O jeito doce de olhar a vida e os outros, pode trazer sequelas pra vida inteira. Se não soubermos apreciar o gosto amargo que existe por trás do lúdico.
Ela nasceu envolvida de amor. Com muitas pessoas à sua volta, ensinando o que é bom em todos os aspectos. Desde o jeito de se portar ao olhar para o próximo com compaixão. De sorriso fácil e ingênuo. Coração generoso. Nada lhe faltava, cresceu num ambiente propício para um futuro estável e brilhante!
Estudante de um colégio classe A no bairro nobre da cidade onde nascera, observava de perto as diferenças que existiam na sala de aula entre uns alunos e outros. Na terceira série havia o grupinho de meninas se formando... falavam da profissão dos pais, das marcas de seus lápis de cores e suas borrachas perfumadas... sobre suas viagens internacionais, citando grifes, grifes e grifes! percebendo então que ali não se encaixava, sua atenção logo virou para o lado do grupinho dos meninos que parecia ser mais legal, pois eles falavam sobre situações engraçadas, sobre a tecnologia dos brinquedos, esporte e brincavam de pega-pega. Eles eram mais divertidos!
Mas também havia os alunos no centro da sala de aula, que não estavam em nenhum desses dois grupos, digamos que eles eram mais independentes, falavam e brincavam com todos à sua volta, pareciam ser mais livres. Pareciam ser mais simples. Entre eles não existia os melhores e nem os piores, existiam os iguais. Ali sim! o ambiente lhe parecia mais familiar.
Certo dia se ouvia um "zum zum zum" entre o grupo das meninas, sobre uma tal aluna ser filha da dona de um restaurante. Elas riam, interpretando situações de como iriam tratar a menina se um dia fossem ao restaurante de sua mãe, zombavam do tipo de lanche que ela levava pro colégio.
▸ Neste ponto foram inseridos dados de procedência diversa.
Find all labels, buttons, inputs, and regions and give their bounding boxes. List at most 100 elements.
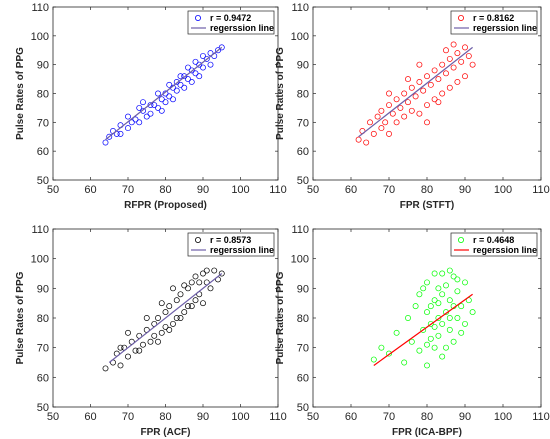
data-point — [196, 73, 203, 80]
data-point — [173, 297, 180, 304]
data-point — [132, 116, 139, 123]
data-point — [458, 329, 465, 336]
data-point — [211, 267, 218, 274]
data-point — [143, 315, 150, 321]
legend-marker — [194, 14, 201, 21]
data-point — [218, 270, 225, 277]
data-point — [136, 347, 143, 354]
data-point — [185, 64, 191, 71]
data-point — [462, 44, 468, 51]
data-point — [446, 55, 453, 62]
data-point — [200, 270, 206, 277]
x-tick-label: 90 — [197, 184, 209, 196]
legend-label-r: r = 0.8162 — [473, 13, 514, 23]
x-tick-label: 90 — [459, 411, 471, 423]
data-point — [439, 61, 446, 68]
y-tick-label: 50 — [297, 175, 309, 187]
y-tick-label: 50 — [37, 175, 49, 187]
data-point — [155, 90, 161, 97]
y-tick-label: 60 — [37, 372, 49, 384]
data-point — [162, 99, 169, 106]
data-point — [386, 102, 392, 108]
data-point — [215, 47, 221, 54]
data-point — [140, 99, 146, 106]
x-tick-label: 60 — [345, 411, 357, 423]
data-point — [200, 300, 206, 307]
data-point — [185, 303, 191, 310]
plot-area — [312, 6, 542, 181]
y-tick-label: 70 — [37, 117, 49, 129]
data-point — [181, 84, 188, 91]
data-point — [427, 320, 434, 327]
y-axis-label: Pulse Rates of PPG — [275, 271, 286, 364]
y-tick-label: 100 — [291, 31, 309, 43]
data-point — [439, 270, 446, 277]
y-axis-label: Pulse Rates of PPG — [275, 47, 286, 140]
x-tick-label: 80 — [421, 184, 433, 196]
regression-line — [373, 293, 473, 366]
data-point — [170, 320, 176, 327]
y-tick-label: 90 — [297, 60, 309, 72]
data-point — [439, 353, 446, 360]
chart-panel-3: 50 60 70 80 90 100 110 50 60 70 80 90 100 110 FPR (ACF… — [15, 224, 287, 438]
legend-label-regression: regerssion line — [473, 23, 537, 33]
data-point — [393, 329, 400, 336]
plot-area — [52, 6, 279, 181]
regression-line — [358, 46, 473, 138]
data-point — [386, 350, 392, 357]
data-point — [435, 315, 442, 321]
data-point — [147, 102, 154, 108]
data-point — [177, 291, 184, 298]
data-point — [125, 353, 131, 360]
legend-marker — [194, 236, 201, 243]
data-point — [147, 110, 154, 117]
data-point — [412, 303, 419, 310]
data-point — [140, 107, 146, 114]
data-point — [173, 79, 180, 85]
x-axis-label: RFPR (Proposed) — [124, 200, 207, 211]
data-point — [155, 338, 161, 345]
data-point — [389, 110, 396, 117]
x-tick-label: 60 — [345, 184, 357, 196]
legend-label-regression: regerssion line — [210, 245, 274, 255]
data-point — [102, 365, 109, 372]
data-point — [136, 104, 143, 111]
data-point — [192, 70, 199, 77]
data-point — [158, 107, 165, 114]
x-tick-label: 100 — [494, 184, 512, 196]
y-axis-label: Pulse Rates of PPG — [15, 271, 26, 364]
data-point — [454, 315, 461, 321]
data-point — [462, 320, 468, 327]
data-point — [188, 79, 195, 85]
y-tick-label: 60 — [297, 372, 309, 384]
x-tick-label: 90 — [459, 184, 471, 196]
data-point — [469, 309, 476, 316]
data-point — [446, 326, 453, 333]
data-point — [439, 320, 446, 327]
data-point — [207, 61, 214, 68]
data-point — [416, 347, 423, 354]
y-tick-label: 70 — [297, 117, 309, 129]
data-point — [408, 107, 415, 114]
data-point — [158, 300, 165, 307]
x-tick-label: 110 — [532, 184, 550, 196]
y-tick-label: 50 — [297, 402, 309, 414]
data-point — [185, 76, 191, 83]
data-point — [143, 113, 150, 120]
data-point — [125, 125, 131, 132]
data-point — [435, 300, 442, 307]
data-point — [416, 61, 423, 68]
data-point — [427, 81, 434, 88]
y-tick-label: 110 — [31, 2, 49, 14]
data-point — [181, 282, 188, 289]
data-point — [435, 99, 442, 106]
y-tick-label: 50 — [37, 402, 49, 414]
data-point — [185, 285, 191, 292]
data-point — [125, 329, 131, 336]
data-point — [431, 344, 438, 351]
data-point — [173, 87, 180, 94]
data-point — [117, 362, 124, 369]
legend-marker — [457, 236, 464, 243]
x-tick-label: 50 — [47, 411, 59, 423]
data-point — [454, 79, 461, 85]
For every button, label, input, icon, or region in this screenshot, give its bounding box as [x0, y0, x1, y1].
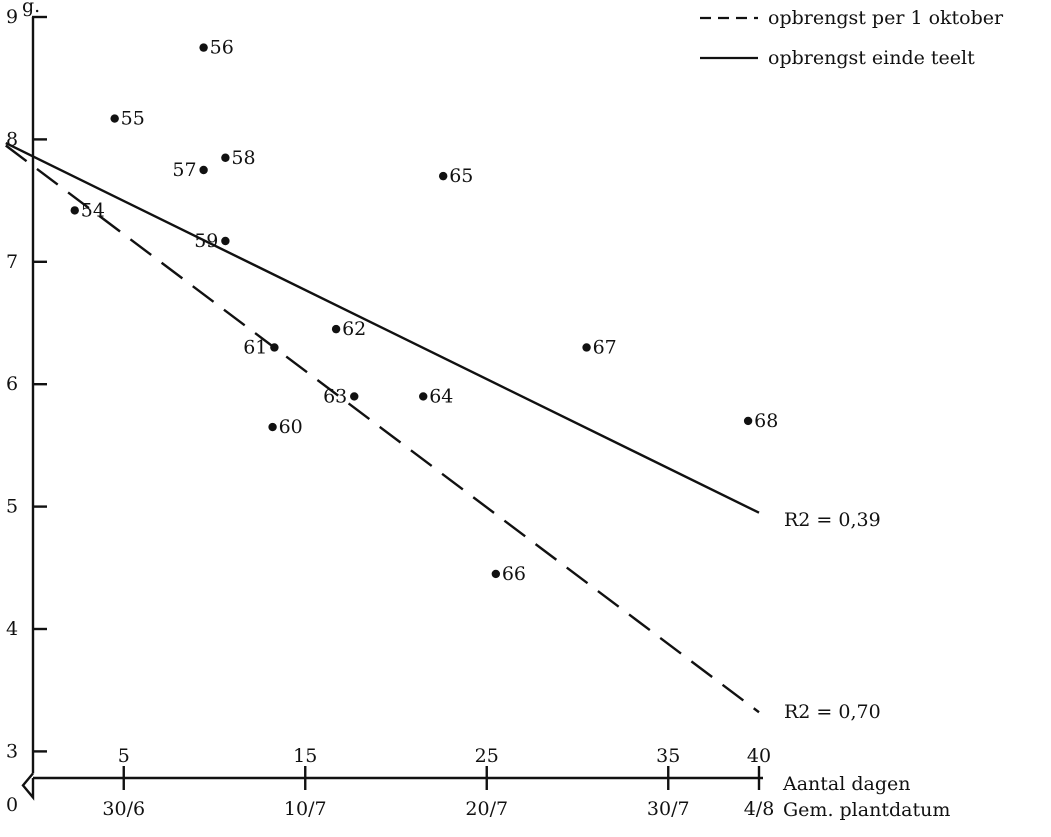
data-point-label: 58 [231, 147, 255, 169]
data-point-label: 68 [754, 410, 778, 432]
data-point-label: 65 [449, 165, 473, 187]
x-tick-label-date: 4/8 [744, 798, 775, 820]
data-point-label: 57 [172, 159, 196, 181]
data-point [419, 392, 428, 401]
data-point [743, 416, 753, 426]
legend-label-series-2: opbrengst einde teelt [768, 47, 975, 69]
axes [21, 15, 763, 801]
x-tick-label-date: 10/7 [284, 798, 327, 820]
regression-line-dashed [5, 144, 760, 714]
x-tick-label-date: 30/7 [647, 798, 690, 820]
data-point [268, 422, 277, 432]
data-point-label: 54 [81, 199, 105, 221]
data-point [221, 153, 230, 162]
r2-annotation-dashed: R2 = 0,70 [784, 701, 881, 723]
y-tick-label: 0 [6, 794, 18, 816]
data-point-label: 66 [502, 563, 526, 585]
y-tick-label: 9 [6, 6, 18, 28]
y-tick-label: 5 [6, 496, 18, 518]
x-tick-label-date: 30/6 [102, 798, 145, 820]
data-point [438, 171, 448, 181]
x-tick-label-days: 15 [293, 745, 317, 767]
data-point [350, 392, 359, 401]
y-tick-label: 8 [6, 128, 18, 150]
x-tick-label-days: 25 [475, 745, 499, 767]
data-point-label: 55 [121, 108, 145, 130]
data-point-label: 62 [342, 318, 366, 340]
data-point [199, 165, 208, 175]
x-tick-label-date: 20/7 [465, 798, 508, 820]
data-point [221, 236, 230, 246]
data-point [70, 206, 79, 215]
data-point [491, 569, 501, 579]
data-point-label: 56 [210, 37, 234, 59]
data-point [331, 324, 341, 334]
data-point-label: 64 [429, 385, 453, 407]
data-point [582, 343, 591, 352]
data-point-label: 60 [279, 416, 303, 438]
y-tick-label: 7 [6, 251, 18, 273]
x-tick-label-days: 40 [747, 745, 771, 767]
regression-lines [5, 141, 760, 714]
data-point-label: 63 [323, 385, 347, 407]
data-point [199, 43, 208, 52]
legend: opbrengst per 1 oktober opbrengst einde … [700, 7, 1004, 69]
x-tick-label-days: 5 [118, 745, 130, 767]
regression-line-solid [5, 141, 760, 514]
data-point [270, 343, 279, 352]
legend-label-series-1: opbrengst per 1 oktober [768, 7, 1004, 29]
y-axis-title: g. [22, 0, 40, 17]
data-point-label: 61 [243, 336, 267, 358]
data-point-label: 59 [194, 230, 218, 252]
y-tick-label: 4 [6, 618, 18, 640]
x-tick-label-days: 35 [656, 745, 680, 767]
x-axis-title-top: Aantal dagen [782, 773, 911, 795]
y-axis-break [21, 772, 35, 801]
data-point-label: 67 [593, 336, 617, 358]
r2-annotation-solid: R2 = 0,39 [784, 509, 881, 531]
x-axis-title-bottom: Gem. plantdatum [783, 799, 950, 821]
data-points [70, 43, 753, 579]
data-point [110, 114, 119, 123]
y-tick-label: 3 [6, 740, 18, 762]
y-tick-label: 6 [6, 373, 18, 395]
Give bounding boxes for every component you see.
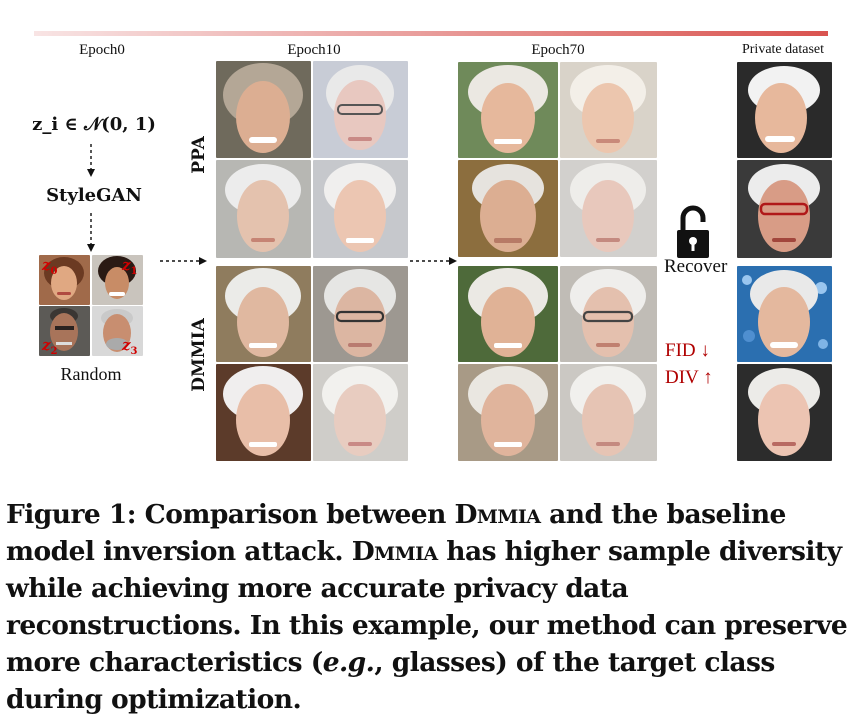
epoch70-ppa-face-2 xyxy=(560,62,657,158)
epoch10-dmmia-face-4 xyxy=(313,364,408,461)
epoch10-ppa-face-2 xyxy=(313,61,408,158)
epoch10-ppa-face-4 xyxy=(313,160,408,258)
epoch70-dmmia-face-1 xyxy=(458,266,558,362)
stylegan-label: StyleGAN xyxy=(46,185,142,206)
latent-z0-label: z0 xyxy=(42,256,58,277)
epoch10-dmmia-face-1 xyxy=(216,266,311,362)
caption-text-1: and the baseline model inversion attack. xyxy=(6,499,786,567)
epoch10-ppa-face-1 xyxy=(216,61,311,158)
epoch10-ppa-face-3 xyxy=(216,160,311,258)
epoch10-dmmia-face-3 xyxy=(216,364,311,461)
div-metric: DIV ↑ xyxy=(665,367,713,388)
private-dataset-label: Private dataset xyxy=(741,42,825,57)
private-face-2 xyxy=(737,160,832,258)
private-face-3 xyxy=(737,266,832,362)
epoch70-dmmia-face-2 xyxy=(560,266,657,362)
caption-eg: e.g. xyxy=(322,647,375,678)
random-face-1 xyxy=(92,255,143,305)
epoch0-label: Epoch0 xyxy=(79,42,125,58)
fid-metric: FID ↓ xyxy=(665,340,710,361)
epoch70-dmmia-face-3 xyxy=(458,364,558,461)
latent-z3-label: z3 xyxy=(122,336,138,357)
timeline-arrow xyxy=(34,31,828,36)
epoch70-dmmia-face-4 xyxy=(560,364,657,461)
random-label: Random xyxy=(60,364,122,384)
epoch10-label: Epoch10 xyxy=(287,42,341,58)
unlocked-padlock-icon xyxy=(677,205,709,258)
dashed-arrow-down-icon xyxy=(87,144,95,177)
dashed-arrow-right-icon xyxy=(410,257,457,265)
private-face-1 xyxy=(737,62,832,158)
random-face-2 xyxy=(39,306,90,356)
dashed-arrow-right-icon xyxy=(160,257,207,265)
latent-formula: z_i ∈ 𝒩(0, 1) xyxy=(32,114,156,135)
figure-caption: Figure 1: Comparison between Dmmia and t… xyxy=(6,496,858,718)
private-face-4 xyxy=(737,364,832,461)
caption-prefix: Figure 1: Comparison between xyxy=(6,499,455,530)
dashed-arrow-down-icon xyxy=(87,213,95,252)
method-label-dmmia: DMMIA xyxy=(189,318,209,392)
epoch70-ppa-face-1 xyxy=(458,62,558,158)
epoch70-label: Epoch70 xyxy=(531,42,585,58)
random-face-0 xyxy=(39,255,90,305)
method-label-ppa: PPA xyxy=(189,136,209,174)
caption-method-name: Dmmia xyxy=(351,536,438,567)
random-face-3 xyxy=(92,306,143,356)
caption-method-name: Dmmia xyxy=(454,499,541,530)
recover-label: Recover xyxy=(664,256,728,277)
latent-z2-label: z2 xyxy=(42,336,58,357)
latent-z1-label: z1 xyxy=(122,256,138,277)
epoch10-dmmia-face-2 xyxy=(313,266,408,362)
epoch70-ppa-face-4 xyxy=(560,160,657,257)
epoch70-ppa-face-3 xyxy=(458,160,558,257)
caption-text-2: has higher sample diversity while achiev… xyxy=(6,536,848,678)
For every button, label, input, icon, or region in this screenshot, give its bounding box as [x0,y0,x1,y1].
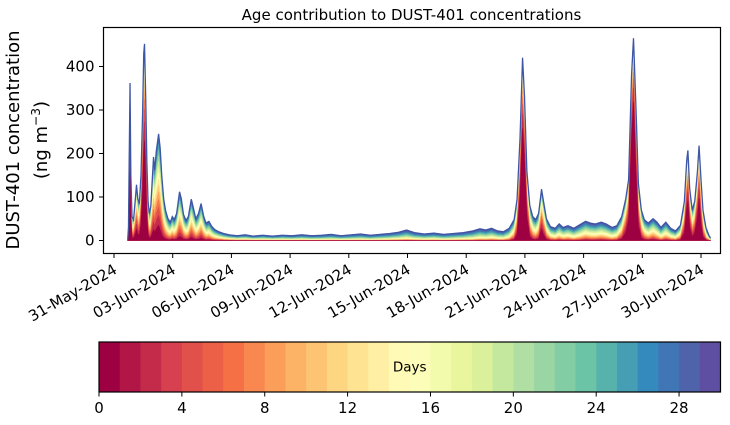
colorbar-tick-label: 4 [177,399,187,417]
colorbar-cell [492,342,514,392]
y-tick-label: 400 [66,58,95,76]
colorbar-cell [389,342,411,392]
total-concentration-line [127,38,711,240]
colorbar-cell [181,342,203,392]
y-tick-label: 300 [66,101,95,119]
colorbar-cell [430,342,452,392]
plot-frame [102,26,722,255]
colorbar-cell [451,342,473,392]
y-tick-label: 200 [66,145,95,163]
age-band-14-16-days [127,55,711,241]
chart-title: Age contribution to DUST-401 concentrati… [241,6,582,24]
colorbar-tick-label: 24 [587,399,606,417]
colorbar-cell [202,342,224,392]
age-band-20-22-days [127,46,711,241]
age-band-24-26-days [127,42,711,241]
colorbar-cell [264,342,286,392]
colorbar-cell [471,342,494,392]
colorbar-cell [616,342,639,392]
y-tick-label: 0 [85,232,95,250]
colorbar-tick-label: 20 [504,399,523,417]
age-band-0-2-days [127,102,711,241]
age-band-16-18-days [127,52,711,241]
colorbar-cell [679,342,701,392]
colorbar-cell [637,342,659,392]
colorbar-cell [368,342,390,392]
colorbar-cell [699,342,721,392]
colorbar-tick-label: 28 [670,399,689,417]
colorbar-cell [409,342,431,392]
colorbar-cell [285,342,307,392]
colorbar: 0 4 8 12 16 20 24 28 Days [94,341,722,417]
colorbar-cell [596,342,618,392]
age-band-18-20-days [127,49,711,241]
colorbar-cell [326,342,348,392]
colorbar-cell [244,342,266,392]
colorbar-tick-label: 0 [94,399,104,417]
colorbar-cell [119,342,141,392]
colorbar-tick-label: 8 [260,399,270,417]
age-band-22-24-days [127,44,711,241]
age-band-12-14-days [127,58,711,241]
age-band-10-12-days [127,62,711,241]
colorbar-cell [347,342,369,392]
colorbar-title: Days [393,360,427,376]
colorbar-cell [99,342,121,392]
colorbar-cell [658,342,680,392]
x-axis: 31-May-202403-Jun-202406-Jun-202409-Jun-… [25,253,707,325]
colorbar-cell [140,342,162,392]
age-stacked-area [127,38,711,241]
colorbar-tick-label: 16 [421,399,440,417]
colorbar-cell [306,342,328,392]
y-axis: 0 100 200 300 400 [66,58,104,250]
colorbar-cell [513,342,535,392]
colorbar-cell [575,342,597,392]
y-tick-label: 100 [66,188,95,206]
colorbar-tick-label: 12 [338,399,357,417]
colorbar-border [98,341,722,393]
colorbar-cell [161,342,183,392]
colorbar-cell [554,342,576,392]
colorbar-cell [534,342,556,392]
colorbar-cell [223,342,245,392]
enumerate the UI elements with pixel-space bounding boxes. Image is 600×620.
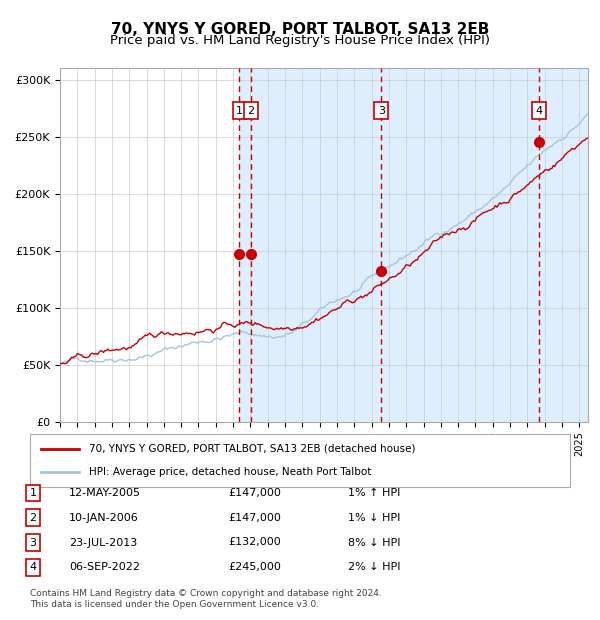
Text: 2: 2 (247, 105, 254, 115)
Text: £147,000: £147,000 (228, 513, 281, 523)
Text: 12-MAY-2005: 12-MAY-2005 (69, 488, 141, 498)
Text: £245,000: £245,000 (228, 562, 281, 572)
Text: 1: 1 (29, 488, 37, 498)
Text: 2% ↓ HPI: 2% ↓ HPI (348, 562, 401, 572)
Text: £147,000: £147,000 (228, 488, 281, 498)
Text: Price paid vs. HM Land Registry's House Price Index (HPI): Price paid vs. HM Land Registry's House … (110, 34, 490, 47)
Text: £132,000: £132,000 (228, 538, 281, 547)
Text: Contains HM Land Registry data © Crown copyright and database right 2024.
This d: Contains HM Land Registry data © Crown c… (30, 590, 382, 609)
Text: 3: 3 (378, 105, 385, 115)
Text: 10-JAN-2006: 10-JAN-2006 (69, 513, 139, 523)
Text: 2: 2 (29, 513, 37, 523)
Bar (239, 68, 588, 422)
Text: 70, YNYS Y GORED, PORT TALBOT, SA13 2EB (detached house): 70, YNYS Y GORED, PORT TALBOT, SA13 2EB … (89, 444, 416, 454)
Text: 70, YNYS Y GORED, PORT TALBOT, SA13 2EB: 70, YNYS Y GORED, PORT TALBOT, SA13 2EB (111, 22, 489, 37)
Text: 1: 1 (236, 105, 243, 115)
Text: 4: 4 (29, 562, 37, 572)
Text: 1% ↑ HPI: 1% ↑ HPI (348, 488, 400, 498)
Text: 23-JUL-2013: 23-JUL-2013 (69, 538, 137, 547)
Text: 1% ↓ HPI: 1% ↓ HPI (348, 513, 400, 523)
Text: 8% ↓ HPI: 8% ↓ HPI (348, 538, 401, 547)
Text: HPI: Average price, detached house, Neath Port Talbot: HPI: Average price, detached house, Neat… (89, 467, 372, 477)
Text: 4: 4 (536, 105, 543, 115)
Text: 3: 3 (29, 538, 37, 547)
Text: 06-SEP-2022: 06-SEP-2022 (69, 562, 140, 572)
Comentavam também sobre um comercial de TV que o colégio faria e que elas foram as selecionadas porque eram filhas de doutores. - Os pobres da escola não participariam! e riam entre si..
Chegando à sua casa, triste, falou com sua mãe sobre o que acontecera no colégio e foram juntas conversar com a direção, foram recebidas, mas por pitadas de ironias... logo então mãe e filha percebeu que ali não seria o local ideal para estar.
Dias depois... na aula de artes a professora pediu para que os alunos desenhassem livremente nas folhas de cartolina que foram distribuídas. Havia desenhos de paisagens, gaivotas, casas rodeadas de árvores no topo de uma montanha, bonecos lutando, animais em sítios, palitos representando a família.. depois de tanto pensar no que desenhar, lhe saiu o desenho de um bombom gigante, enrolado com papel cor de rosa; apesar do sabor amargo do lado de fora, dentro de si ainda permanecia o doce.
No ano seguinte sua mãe fez matrícula numa escola alemã, no mesmo bairro onde viviam...
De onde outras experiências viriam. Mas uma coisa é certa, a menina estava prestes a perceber que o meio amargo poderia ser o mais delicioso dos doces.
" É através dos olhos que as crianças tomam contato com a beleza e o fascínio do mundo".